Ue-Cina: von der Leyen, per l'intesa serve sostanza - Ultima Ora

Bruno Cirelli
Settembre 15, 2020

"Abbiamo chiarito che vogliamo una relazione basata sulla reciprocità, la responsabilità e la correttezza", ha dichiarato.

Secondo il presidente del Consiglio europeo, "la riunione di oggi è un altro passo verso una relazione più bilanciata con la Cina", affinché si abbia una relazione "che generi risultati concreti per entrambe le parti e sia positivo anche per il mondo". Mi appassionano soprattutto i diritti e i diritti umani, il sociale e tutti quei temi che spesso finiscono a fondo pagina.

"Ribadiamo le nostre preoccupazioni per il trattamento riservato dalla Cina alle minoranze nello Xinjiang e nel Tibet". E a giudicare dalle parole dell'esecutivo comunitario la strada è ancora lunga. Collegandosi al seguente link https://audiovisual.ec.europa.eu/en/ebs/live/1, infatti, a partire dalle ore 9,00 di mercoledì 16 settembre 2020, sarà possibile seguire, in diretta, il primo discorso della Presidente della Commissione Europea, Ursula von der Leyen (Soteu), che illustrerà lo stato dell'Unione davanti al Parlamento Europeo riunito in sessione plenaria. Lo stesso vale per lo sviluppo sostenibile. Nel suo intervento, Xi ha insistito sulle "4 perseveranze": coesistenza pacifica, apertura e cooperazione; multilateralismo; infine, dialogo e consultazioni.

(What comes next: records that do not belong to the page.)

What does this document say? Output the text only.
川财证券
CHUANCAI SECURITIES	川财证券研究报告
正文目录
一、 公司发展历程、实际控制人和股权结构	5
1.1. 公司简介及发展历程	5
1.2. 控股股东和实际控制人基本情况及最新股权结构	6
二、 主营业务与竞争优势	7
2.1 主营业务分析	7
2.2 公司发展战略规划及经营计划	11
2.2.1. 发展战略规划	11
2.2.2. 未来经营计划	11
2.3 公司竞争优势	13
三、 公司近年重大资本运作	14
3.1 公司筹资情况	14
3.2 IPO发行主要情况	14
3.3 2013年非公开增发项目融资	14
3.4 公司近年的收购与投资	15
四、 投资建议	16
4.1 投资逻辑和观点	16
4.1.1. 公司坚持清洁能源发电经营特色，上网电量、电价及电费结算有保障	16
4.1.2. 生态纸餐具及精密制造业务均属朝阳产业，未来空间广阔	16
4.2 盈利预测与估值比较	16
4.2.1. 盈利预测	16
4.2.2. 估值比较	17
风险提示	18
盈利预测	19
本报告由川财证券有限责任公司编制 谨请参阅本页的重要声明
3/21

Alla conclusione del tele-vertice Ursula von der Leyen ha parlato nella conferenza stampa degli aspetti economici nei rapporti tra Bruxelles e Pechino. Come ha spiegato Giulia Sciorati, associate research fellow del programma Cina all'Ispi, "l'Europa deve essere un giocatore e non un campo di gioco: le parole del Presidente del Consiglio europeo rispecchiano bene un mutato atteggiamento dell'Europa nei confronti della Cina". E la Commissione europea ha pubblicato recentemente un documento per suonare l'allarme: l'Unione deve ridurre al più presto la sua dipendenza dalle catene di fornitura extraeuropee, a cominciare dalla Cina.

I negoziati dell'accordo si erano conclusi a novembre 2019.

Tra le indicazioni geografiche italiane che saranno protette dall'accordo citiamo in particolare l'Asiago, la Bresaola della Valtellina, il Gorgonzola, il Grana Padano, la Mozzarella di Bufala Campana, il Parmigiano Reggiano, il Pecorino Romano e il Taleggio.

A margine dell'incontro Unione europea e Cina hanno firmato un accordo bilaterale per proteggere 100 indicazioni geografiche europee in Cina e altrettante cinesi nell'Unione europea contro l'usurpazione e l'imitazione.